The test went well enough that Steak Fajitas went national by the summer, with attention-grabbing ads that begged viewers, "Don't leave the room. Our reputation is at steak." The final iteration of the sandwich had its flavor punctuated by black pepper and a pico sauce. The Steak Fajita netted only 235 calories and sold for $1.69, with the addition of sour cream or guacamole setting a customer back just two extra dimes.

With the product becoming a fast-mover, Taco Bell started to think beyond it. In an annual report, parent company PepsiCo noted, "With the addition of a grill to existing kitchen equipment, Steak Fajitas has opened up a range of new product possibilities.
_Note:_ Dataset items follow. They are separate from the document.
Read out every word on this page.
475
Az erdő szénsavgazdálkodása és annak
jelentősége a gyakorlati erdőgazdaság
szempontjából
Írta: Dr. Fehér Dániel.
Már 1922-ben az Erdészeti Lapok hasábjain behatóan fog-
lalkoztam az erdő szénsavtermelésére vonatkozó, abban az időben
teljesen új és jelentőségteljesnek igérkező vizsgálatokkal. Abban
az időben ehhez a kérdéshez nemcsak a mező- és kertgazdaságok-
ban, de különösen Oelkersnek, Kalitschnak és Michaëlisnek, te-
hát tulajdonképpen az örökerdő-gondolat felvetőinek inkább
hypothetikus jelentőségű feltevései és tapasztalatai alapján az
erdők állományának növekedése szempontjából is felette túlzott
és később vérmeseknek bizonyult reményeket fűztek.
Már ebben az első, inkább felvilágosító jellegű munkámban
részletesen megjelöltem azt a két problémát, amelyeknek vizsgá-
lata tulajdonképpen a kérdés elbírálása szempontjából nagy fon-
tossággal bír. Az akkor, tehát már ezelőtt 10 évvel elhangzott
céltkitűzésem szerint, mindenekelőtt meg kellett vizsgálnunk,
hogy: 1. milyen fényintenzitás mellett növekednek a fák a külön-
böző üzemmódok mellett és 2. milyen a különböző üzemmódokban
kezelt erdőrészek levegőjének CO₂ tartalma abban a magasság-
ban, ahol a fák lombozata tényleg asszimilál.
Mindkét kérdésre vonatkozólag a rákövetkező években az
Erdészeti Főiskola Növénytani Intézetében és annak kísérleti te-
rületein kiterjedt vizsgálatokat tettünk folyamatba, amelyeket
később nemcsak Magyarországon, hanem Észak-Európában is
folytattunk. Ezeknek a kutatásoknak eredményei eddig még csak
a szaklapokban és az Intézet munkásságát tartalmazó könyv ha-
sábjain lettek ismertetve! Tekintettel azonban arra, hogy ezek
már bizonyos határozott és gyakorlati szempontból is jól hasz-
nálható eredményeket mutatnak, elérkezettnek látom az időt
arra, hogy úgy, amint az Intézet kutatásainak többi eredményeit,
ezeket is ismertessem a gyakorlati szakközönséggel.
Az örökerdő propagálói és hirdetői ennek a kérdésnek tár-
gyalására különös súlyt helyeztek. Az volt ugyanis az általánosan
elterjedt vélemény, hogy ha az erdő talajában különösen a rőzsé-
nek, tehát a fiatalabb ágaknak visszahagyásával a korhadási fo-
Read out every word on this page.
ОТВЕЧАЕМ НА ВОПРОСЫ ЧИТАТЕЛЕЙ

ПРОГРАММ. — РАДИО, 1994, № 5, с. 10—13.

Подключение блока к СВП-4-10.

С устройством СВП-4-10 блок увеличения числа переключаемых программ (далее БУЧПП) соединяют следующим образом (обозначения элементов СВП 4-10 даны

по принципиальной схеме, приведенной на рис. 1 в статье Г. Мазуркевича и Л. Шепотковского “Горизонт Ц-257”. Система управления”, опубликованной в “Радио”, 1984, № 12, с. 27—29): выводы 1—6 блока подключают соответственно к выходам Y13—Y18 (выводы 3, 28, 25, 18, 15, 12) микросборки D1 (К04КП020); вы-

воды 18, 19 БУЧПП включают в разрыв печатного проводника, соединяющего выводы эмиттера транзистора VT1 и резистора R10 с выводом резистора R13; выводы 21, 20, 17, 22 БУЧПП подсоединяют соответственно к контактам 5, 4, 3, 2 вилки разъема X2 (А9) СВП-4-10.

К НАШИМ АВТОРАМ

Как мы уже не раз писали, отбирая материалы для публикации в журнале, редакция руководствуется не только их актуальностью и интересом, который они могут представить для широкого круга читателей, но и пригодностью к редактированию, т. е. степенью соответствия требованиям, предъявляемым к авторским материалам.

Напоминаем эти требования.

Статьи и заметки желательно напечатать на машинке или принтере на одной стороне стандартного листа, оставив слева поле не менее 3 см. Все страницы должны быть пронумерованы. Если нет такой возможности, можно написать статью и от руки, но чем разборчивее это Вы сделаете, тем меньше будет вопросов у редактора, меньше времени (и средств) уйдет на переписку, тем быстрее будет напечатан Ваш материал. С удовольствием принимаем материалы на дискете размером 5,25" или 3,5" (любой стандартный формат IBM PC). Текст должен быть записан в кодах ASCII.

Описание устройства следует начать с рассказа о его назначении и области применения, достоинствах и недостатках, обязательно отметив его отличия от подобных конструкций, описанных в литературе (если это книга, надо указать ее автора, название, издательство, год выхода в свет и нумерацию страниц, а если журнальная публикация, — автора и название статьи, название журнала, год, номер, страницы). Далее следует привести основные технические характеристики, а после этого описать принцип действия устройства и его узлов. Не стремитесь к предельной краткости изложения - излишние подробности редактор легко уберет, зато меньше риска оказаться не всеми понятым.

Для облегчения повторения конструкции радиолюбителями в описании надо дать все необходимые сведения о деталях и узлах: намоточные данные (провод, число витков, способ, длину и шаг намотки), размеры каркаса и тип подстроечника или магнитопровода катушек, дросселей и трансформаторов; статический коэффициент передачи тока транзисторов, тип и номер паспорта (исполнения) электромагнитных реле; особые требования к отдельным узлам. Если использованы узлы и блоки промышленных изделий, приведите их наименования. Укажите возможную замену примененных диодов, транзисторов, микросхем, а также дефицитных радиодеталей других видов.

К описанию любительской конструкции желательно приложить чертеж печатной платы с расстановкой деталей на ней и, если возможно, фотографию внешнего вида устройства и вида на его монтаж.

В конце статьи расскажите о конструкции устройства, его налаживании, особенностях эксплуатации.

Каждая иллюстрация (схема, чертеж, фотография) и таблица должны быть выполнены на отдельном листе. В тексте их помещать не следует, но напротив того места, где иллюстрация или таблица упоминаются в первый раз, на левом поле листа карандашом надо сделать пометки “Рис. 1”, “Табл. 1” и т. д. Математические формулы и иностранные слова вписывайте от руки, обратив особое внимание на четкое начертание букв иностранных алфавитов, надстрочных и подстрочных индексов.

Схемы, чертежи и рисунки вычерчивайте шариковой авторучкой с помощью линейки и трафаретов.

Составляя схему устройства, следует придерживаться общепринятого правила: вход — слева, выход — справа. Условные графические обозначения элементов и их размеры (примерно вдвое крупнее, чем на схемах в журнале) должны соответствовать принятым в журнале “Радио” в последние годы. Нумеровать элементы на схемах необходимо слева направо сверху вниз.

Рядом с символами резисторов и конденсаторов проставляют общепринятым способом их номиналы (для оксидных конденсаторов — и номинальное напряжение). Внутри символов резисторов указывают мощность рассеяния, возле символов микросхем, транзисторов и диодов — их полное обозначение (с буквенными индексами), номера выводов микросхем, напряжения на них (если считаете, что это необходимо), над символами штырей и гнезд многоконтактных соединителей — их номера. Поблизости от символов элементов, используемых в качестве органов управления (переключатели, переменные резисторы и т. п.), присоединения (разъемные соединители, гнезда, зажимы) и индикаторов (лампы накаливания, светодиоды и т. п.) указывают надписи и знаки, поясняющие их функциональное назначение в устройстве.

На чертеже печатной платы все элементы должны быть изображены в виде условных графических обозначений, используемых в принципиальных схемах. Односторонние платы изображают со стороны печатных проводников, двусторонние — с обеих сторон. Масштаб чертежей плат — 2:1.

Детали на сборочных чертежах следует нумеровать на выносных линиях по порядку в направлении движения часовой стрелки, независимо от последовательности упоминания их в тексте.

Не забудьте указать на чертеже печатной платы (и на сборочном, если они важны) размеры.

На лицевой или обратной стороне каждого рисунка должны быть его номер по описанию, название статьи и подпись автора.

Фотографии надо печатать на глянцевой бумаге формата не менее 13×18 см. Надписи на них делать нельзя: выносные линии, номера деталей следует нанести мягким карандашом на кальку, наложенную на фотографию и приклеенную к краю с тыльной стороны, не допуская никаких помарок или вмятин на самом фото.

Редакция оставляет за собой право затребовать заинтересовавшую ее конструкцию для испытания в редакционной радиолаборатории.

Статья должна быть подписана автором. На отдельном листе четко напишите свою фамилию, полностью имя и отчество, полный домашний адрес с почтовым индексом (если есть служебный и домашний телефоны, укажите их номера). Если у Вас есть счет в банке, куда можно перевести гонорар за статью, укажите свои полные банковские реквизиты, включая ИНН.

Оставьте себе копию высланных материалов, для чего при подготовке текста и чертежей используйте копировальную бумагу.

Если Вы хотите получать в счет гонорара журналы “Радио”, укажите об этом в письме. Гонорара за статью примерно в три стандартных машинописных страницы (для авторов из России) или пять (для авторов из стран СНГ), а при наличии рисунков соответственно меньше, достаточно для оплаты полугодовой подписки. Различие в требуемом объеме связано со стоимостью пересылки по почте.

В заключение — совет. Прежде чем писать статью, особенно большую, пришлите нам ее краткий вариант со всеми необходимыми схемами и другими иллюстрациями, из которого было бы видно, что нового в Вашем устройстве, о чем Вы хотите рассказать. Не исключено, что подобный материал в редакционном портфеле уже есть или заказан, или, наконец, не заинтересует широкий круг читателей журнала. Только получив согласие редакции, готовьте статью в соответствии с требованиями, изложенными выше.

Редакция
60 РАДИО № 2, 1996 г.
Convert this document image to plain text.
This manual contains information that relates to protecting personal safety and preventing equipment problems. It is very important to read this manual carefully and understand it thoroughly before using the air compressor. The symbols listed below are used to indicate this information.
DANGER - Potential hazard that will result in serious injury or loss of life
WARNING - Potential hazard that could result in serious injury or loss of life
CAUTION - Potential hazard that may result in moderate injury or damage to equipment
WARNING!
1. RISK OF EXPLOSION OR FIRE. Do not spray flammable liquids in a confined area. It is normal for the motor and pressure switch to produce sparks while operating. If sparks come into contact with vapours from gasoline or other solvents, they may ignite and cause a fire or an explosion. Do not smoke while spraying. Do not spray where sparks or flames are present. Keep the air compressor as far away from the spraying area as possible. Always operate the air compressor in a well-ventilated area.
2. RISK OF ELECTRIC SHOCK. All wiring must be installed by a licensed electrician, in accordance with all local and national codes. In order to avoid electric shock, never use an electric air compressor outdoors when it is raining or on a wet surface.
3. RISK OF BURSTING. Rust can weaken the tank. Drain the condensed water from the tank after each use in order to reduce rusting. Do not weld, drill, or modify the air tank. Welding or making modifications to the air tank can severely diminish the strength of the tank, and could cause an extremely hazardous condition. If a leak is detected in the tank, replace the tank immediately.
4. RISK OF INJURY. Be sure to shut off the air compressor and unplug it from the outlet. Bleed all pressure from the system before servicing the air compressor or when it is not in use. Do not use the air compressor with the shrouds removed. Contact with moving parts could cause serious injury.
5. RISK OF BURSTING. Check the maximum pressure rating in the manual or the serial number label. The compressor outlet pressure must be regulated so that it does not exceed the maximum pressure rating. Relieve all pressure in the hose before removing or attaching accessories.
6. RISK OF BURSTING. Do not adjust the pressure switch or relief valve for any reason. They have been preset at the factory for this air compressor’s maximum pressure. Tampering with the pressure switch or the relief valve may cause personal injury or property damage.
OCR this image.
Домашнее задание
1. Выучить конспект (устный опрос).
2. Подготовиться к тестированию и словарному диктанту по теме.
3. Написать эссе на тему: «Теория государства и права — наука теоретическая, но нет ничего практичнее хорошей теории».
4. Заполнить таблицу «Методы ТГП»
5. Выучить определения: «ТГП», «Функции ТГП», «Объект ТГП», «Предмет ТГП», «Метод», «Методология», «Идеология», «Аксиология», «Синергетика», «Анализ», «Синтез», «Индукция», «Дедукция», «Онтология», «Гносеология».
Other fajitas products are already being tested." In 1988, marinated grilled strips of poultry added another choice for diners when Chicken Fajitas joined the line-up. While these Fajitas lost their sizzle sometime in the early 90s, Taco Bell has returned to the name for new products like the Fajita Grilled Stuft Burrito and the Fajita Steak Melt.


Meximelt promo image
Meximelt promo image - Taco Bell

On the heels of Taco Bell's successful launch of the Steak Fajita, it followed up with the fun-to-say Meximelt in 1988. In that same year, the company started using what would become one of its most famous slogans, "Make a run for the border," which helped to kickstart the product's launch. For only 99 cents, melted cheddar and Monterey Jack cheeses shared space with ground beef and pico sauce in a folded flour tortilla.

The item became so beloved that it was name-checked in novels by Mary Miller, David James Keaton, and Annie Choi. If that wasn't enough to cement its place in the annals of popular culture, it even earned a song by the band Southern Culture on the Skids. Lead vocalist and guitarist Rick Miller recalled in the book "Regarding Charlottesville Music — An Oral History" that after netting a whopping $300 after a big gig, "The next day we decided to celebrate, and we ate off the ninety-nine cent menu. I got a Meximelt and named a song after it."

In 2019, Taco Bell renewed its trademark rights on the item, but quietly removed the Meximelt from the menu. Fans immediately started petitions to bring it back, and some crafty consumers even found hacks to recreate it within the existing menu. In February of 2024, the chain teased that the Meximelt might be primed for a comeback, letting customers vote on whether it or the Caramel Apple Empanada would rise from the dead.